Department of Computer Science & Engineering
Hanyang University, Seoul, Korea
Sang-Wook Kim received his Ph.D. degree in Computer Science from Korea Advanced Institute of Science and Technology (KAIST) in 1994. From 1995 to 2003, he served as an Associate Professor of the Division of Information and Communications Engineering at Kangwon National University. In 2003, he joined Hanyang University, Seoul, Korea, where he currently is a Professor at the Department of Computer Science & Engineering and has been recognized as a (research) distinguished professor in 2019. He is the director of the Brain-Korea-21 research program since 2014, and also has been leading a National Research Lab Project from 2015. His research interests include databases, data mining, social network analysis, recommendation, and web data analysis.

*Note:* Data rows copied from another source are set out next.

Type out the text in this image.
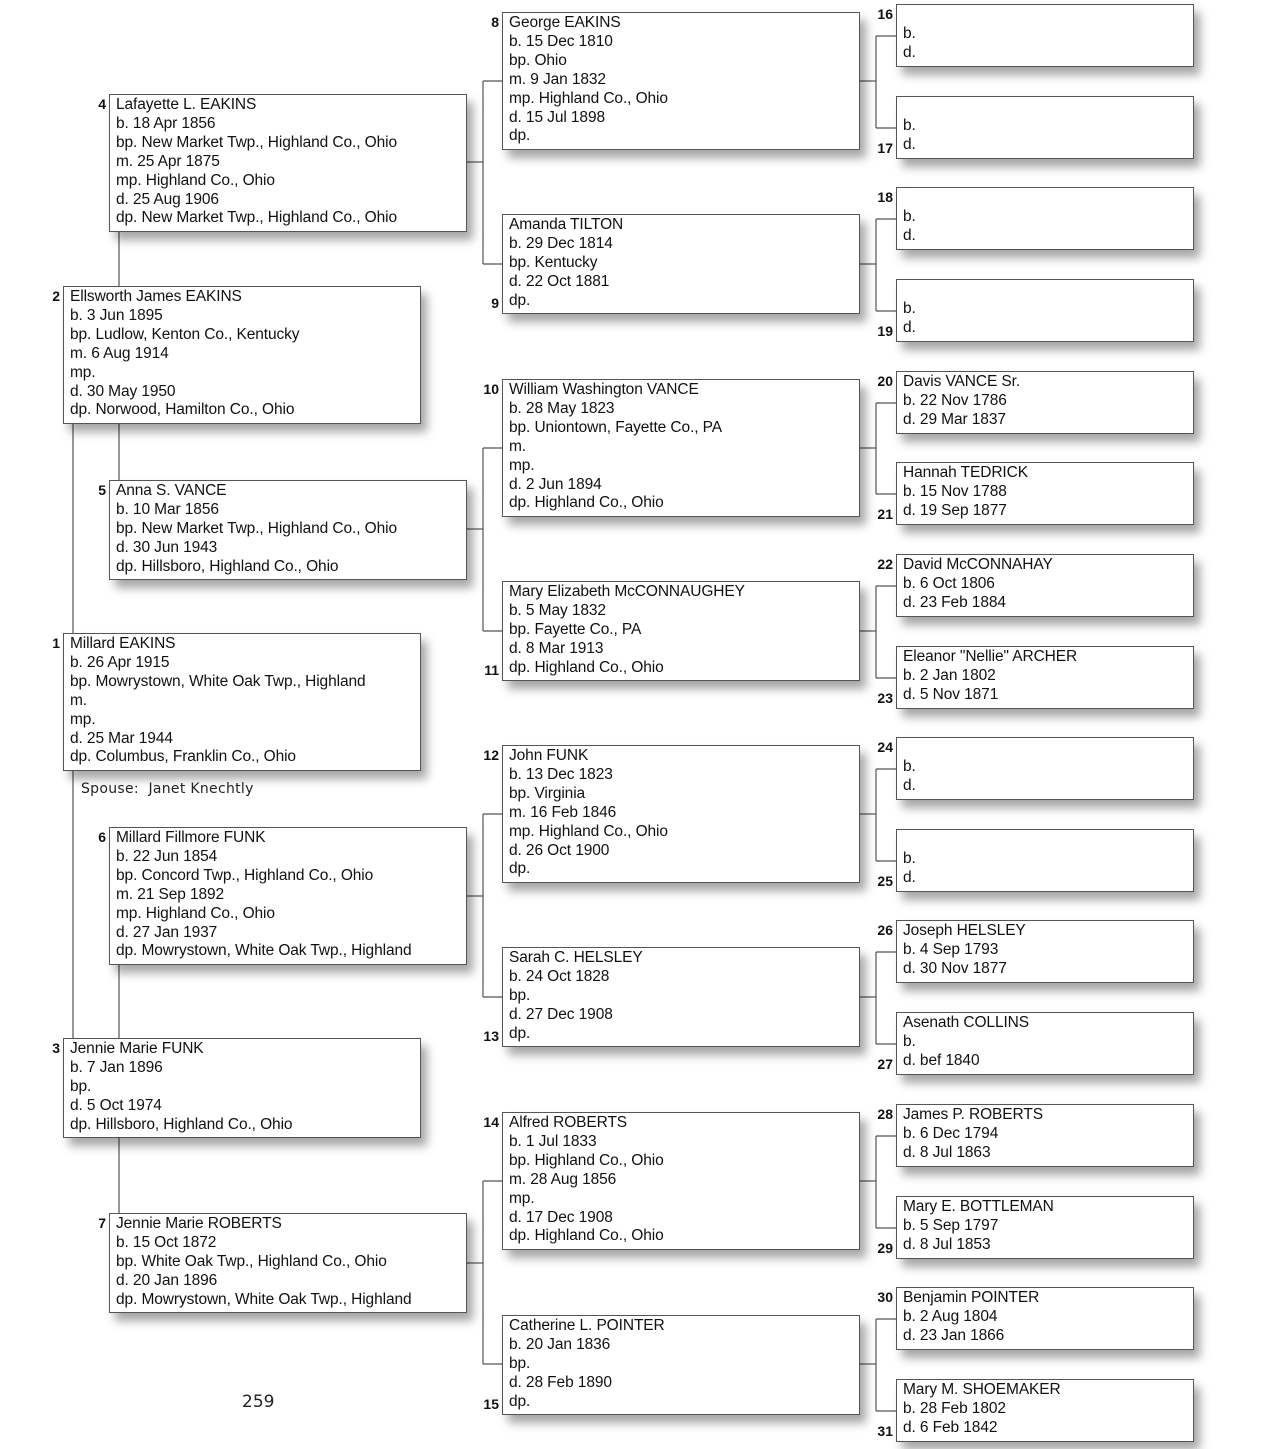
Millard EAKINS
b. 26 Apr 1915
bp. Mowrystown, White Oak Twp., Highland
m.
mp.
d. 25 Mar 1944
dp. Columbus, Franklin Co., Ohio
1
Ellsworth James EAKINS
b. 3 Jun 1895
bp. Ludlow, Kenton Co., Kentucky
m. 6 Aug 1914
mp.
d. 30 May 1950
dp. Norwood, Hamilton Co., Ohio
2
Jennie Marie FUNK
b. 7 Jan 1896
bp.
d. 5 Oct 1974
dp. Hillsboro, Highland Co., Ohio
3
Lafayette L. EAKINS
b. 18 Apr 1856
bp. New Market Twp., Highland Co., Ohio
m. 25 Apr 1875
mp. Highland Co., Ohio
d. 25 Aug 1906
dp. New Market Twp., Highland Co., Ohio
4
Anna S. VANCE
b. 10 Mar 1856
bp. New Market Twp., Highland Co., Ohio
d. 30 Jun 1943
dp. Hillsboro, Highland Co., Ohio
5
Millard Fillmore FUNK
b. 22 Jun 1854
bp. Concord Twp., Highland Co., Ohio
m. 21 Sep 1892
mp. Highland Co., Ohio
d. 27 Jan 1937
dp. Mowrystown, White Oak Twp., Highland
6
Jennie Marie ROBERTS
b. 15 Oct 1872
bp. White Oak Twp., Highland Co., Ohio
d. 20 Jan 1896
dp. Mowrystown, White Oak Twp., Highland
7
George EAKINS
b. 15 Dec 1810
bp. Ohio
m. 9 Jan 1832
mp. Highland Co., Ohio
d. 15 Jul 1898
dp.
8
Amanda TILTON
b. 29 Dec 1814
bp. Kentucky
d. 22 Oct 1881
dp.
9
William Washington VANCE
b. 28 May 1823
bp. Uniontown, Fayette Co., PA
m.
mp.
d. 2 Jun 1894
dp. Highland Co., Ohio
10
Mary Elizabeth McCONNAUGHEY
b. 5 May 1832
bp. Fayette Co., PA
d. 8 Mar 1913
dp. Highland Co., Ohio
11
John FUNK
b. 13 Dec 1823
bp. Virginia
m. 16 Feb 1846
mp. Highland Co., Ohio
d. 26 Oct 1900
dp.
12
Sarah C. HELSLEY
b. 24 Oct 1828
bp.
d. 27 Dec 1908
dp.
13
Alfred ROBERTS
b. 1 Jul 1833
bp. Highland Co., Ohio
m. 28 Aug 1856
mp.
d. 17 Dec 1908
dp. Highland Co., Ohio
14
Catherine L. POINTER
b. 20 Jan 1836
bp.
d. 28 Feb 1890
dp.
15

b.
d.
16

b.
d.
17

b.
d.
18

b.
d.
19
Davis VANCE Sr.
b. 22 Nov 1786
d. 29 Mar 1837
20
Hannah TEDRICK
b. 15 Nov 1788
d. 19 Sep 1877
21
David McCONNAHAY
b. 6 Oct 1806
d. 23 Feb 1884
22
Eleanor "Nellie" ARCHER
b. 2 Jan 1802
d. 5 Nov 1871
23

b.
d.
24

b.
d.
25
Joseph HELSLEY
b. 4 Sep 1793
d. 30 Nov 1877
26
Asenath COLLINS
b.
d. bef 1840
27
James P. ROBERTS
b. 6 Dec 1794
d. 8 Jul 1863
28
Mary E. BOTTLEMAN
b. 5 Sep 1797
d. 8 Jul 1853
29
Benjamin POINTER
b. 2 Aug 1804
d. 23 Jan 1866
30
Mary M. SHOEMAKER
b. 28 Feb 1802
d. 6 Feb 1842
31
Spouse: Janet Knechtly
259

From 2009 to 2010, Professor Kim visited the Computer Science Department at Carnegie Mellon University as a Visiting Professor. From 1999 to 2000, he worked with the IBM T. J. Watson Research Center as a Post-Doc. He also visited the Computer Science Department of Stanford University as a Visiting Researcher in 1991. He is an author of over 140 papers in refereed international journals and international conference proceedings. He served Program Committees of over 100 international conferences including ACM KDD, IEEE ICDE, IEEE ICDM, VLDB, WWW, and ACM CIKM. He is now an associate editor of two international journals: Information Sciences and Computer Science & Information Systems (ComSIS). He received the Presidential Award of Korea in 2017 for his academic achievement and he is currently a member of National Academy of Engineering of Korea from 2019. He is also a member of the ACM and the IEEE.

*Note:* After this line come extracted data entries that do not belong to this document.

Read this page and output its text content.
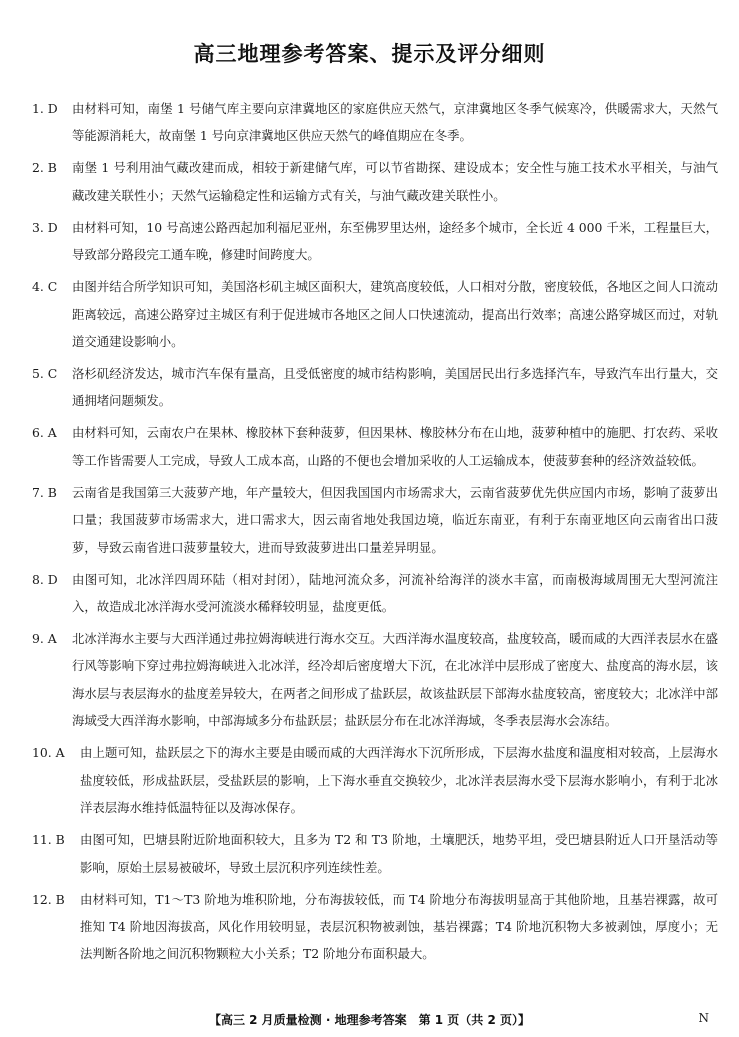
高三地理参考答案、提示及评分细则
1. D 由材料可知，南堡 1 号储气库主要向京津冀地区的家庭供应天然气，京津冀地区冬季气候寒冷，供暖需求大，天然气等能源消耗大，故南堡 1 号向京津冀地区供应天然气的峰值期应在冬季。
2. B 南堡 1 号利用油气藏改建而成，相较于新建储气库，可以节省勘探、建设成本；安全性与施工技术水平相关，与油气藏改建关联性小；天然气运输稳定性和运输方式有关，与油气藏改建关联性小。
3. D 由材料可知，10 号高速公路西起加利福尼亚州，东至佛罗里达州，途经多个城市，全长近 4 000 千米，工程量巨大，导致部分路段完工通车晚，修建时间跨度大。
4. C 由图并结合所学知识可知，美国洛杉矶主城区面积大，建筑高度较低，人口相对分散，密度较低，各地区之间人口流动距离较远，高速公路穿过主城区有利于促进城市各地区之间人口快速流动，提高出行效率；高速公路穿城区而过，对轨道交通建设影响小。
5. C 洛杉矶经济发达，城市汽车保有量高，且受低密度的城市结构影响，美国居民出行多选择汽车，导致汽车出行量大，交通拥堵问题频发。
6. A 由材料可知，云南农户在果林、橡胶林下套种菠萝，但因果林、橡胶林分布在山地，菠萝种植中的施肥、打农药、采收等工作皆需要人工完成，导致人工成本高，山路的不便也会增加采收的人工运输成本，使菠萝套种的经济效益较低。
7. B 云南省是我国第三大菠萝产地，年产量较大，但因我国国内市场需求大，云南省菠萝优先供应国内市场，影响了菠萝出口量；我国菠萝市场需求大，进口需求大，因云南省地处我国边境，临近东南亚，有利于东南亚地区向云南省出口菠萝，导致云南省进口菠萝量较大，进而导致菠萝进出口量差异明显。
8. D 由图可知，北冰洋四周环陆（相对封闭），陆地河流众多，河流补给海洋的淡水丰富，而南极海域周围无大型河流注入，故造成北冰洋海水受河流淡水稀释较明显，盐度更低。
9. A 北冰洋海水主要与大西洋通过弗拉姆海峡进行海水交互。大西洋海水温度较高，盐度较高，暖而咸的大西洋表层水在盛行风等影响下穿过弗拉姆海峡进入北冰洋，经冷却后密度增大下沉，在北冰洋中层形成了密度大、盐度高的海水层，该海水层与表层海水的盐度差异较大，在两者之间形成了盐跃层，故该盐跃层下部海水盐度较高，密度较大；北冰洋中部海域受大西洋海水影响，中部海域多分布盐跃层；盐跃层分布在北冰洋海域，冬季表层海水会冻结。
10. A 由上题可知，盐跃层之下的海水主要是由暖而咸的大西洋海水下沉所形成，下层海水盐度和温度相对较高，上层海水盐度较低，形成盐跃层，受盐跃层的影响，上下海水垂直交换较少，北冰洋表层海水受下层海水影响小，有利于北冰洋表层海水维持低温特征以及海冰保存。
11. B 由图可知，巴塘县附近阶地面积较大，且多为 T2 和 T3 阶地，土壤肥沃，地势平坦，受巴塘县附近人口开垦活动等影响，原始土层易被破坏，导致土层沉积序列连续性差。
12. B 由材料可知，T1～T3 阶地为堆积阶地，分布海拔较低，而 T4 阶地分布海拔明显高于其他阶地，且基岩裸露，故可推知 T4 阶地因海拔高，风化作用较明显，表层沉积物被剥蚀，基岩裸露；T4 阶地沉积物大多被剥蚀，厚度小；无法判断各阶地之间沉积物颗粒大小关系；T2 阶地分布面积最大。
【高三 2 月质量检测 · 地理参考答案　第 1 页（共 2 页）】	N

As the number of online items such as products, contents, and people significantly grows these days, it becomes a difficult task for users to find the items on their own. Good matching of users to their suitable items is very important to enhance users’ satisfaction and companies’ profit, which highlights the necessity of recommendation systems technology. The recommendation system analyzes the characteristics of users’ past behaviors, predicting the items with which individual users would be truly satisfied. In this talk, we discuss the concepts, techniques, and applications of recommendation systems. We start with the concepts of recommendation systems and introduce real-world applications in a variety of business fields. Then, we explain three categories of approaches to recommendation systems: content-based, collaborative-filtering-based, and trust-based approaches. Next, we describe machine learning techniques widely applied in developing recommendation systems. Finally, we share the state-of-the-art techniques developed in our group and show their effectiveness and efficiency with evaluation results. The agenda of this talk is organized as follows.
I. Introduction 1.1. Concepts 1.2. Applications 1.3. One-class and multi-class settings II. Approaches 2.1. Content-based approaches 2.3. Collaborative-filtering-based approaches 2.4. Trust-based approaches III. Techniques 3.1. Heuristic techniques 3.2. Matrix-factorization techniques 3.3. Graph-analysis techniques 3.4. Deep-learning techniques IV. State-of-the-art techniques 4.1. Data imputation techniques by exploiting uninteresting items 4.2. Graph-theoretic techniques with data imputation 4.4. Multi-type Bayesian pair-wise ranking techniques 4.5. Adversarial signed graph embedding techniques 4.6. GAN-based CF techniques V. Summary and conclusions
Computer Science
University of Eastern Finland
Pasi Fränti received his MSc and PhD degrees from the University of Turku, 1991 and 1994. Since 2000, he has been a professor of Computer Science in the University of Eastern Finland (UEF). He has published 93 journals and 173 peer review conference papers. His main research interest is in clustering and location-based services but is currently doing research also in web mining and health informatics. He likes running and travelling, and has collected all his related activities during 2009-2019 into Mopsi location-based service to provide location tagged material with ground truth.
Geolocation allows new ways to perform data analysis, search and recommendations. We can track user movements, retrieve information by location-based queries, predict user behavior and give recommendation for mobile users about activity events and for sight-seeing. This presentation gives a review of recent research results and future trends in this area. We cover processing, storage and event extraction from GPS trajectories; summarize how to build location-aware search engine and recommendation system; study content creation and analysis of user performance in location-based gaming. Methods for classifying users and their similarities based on location history is given.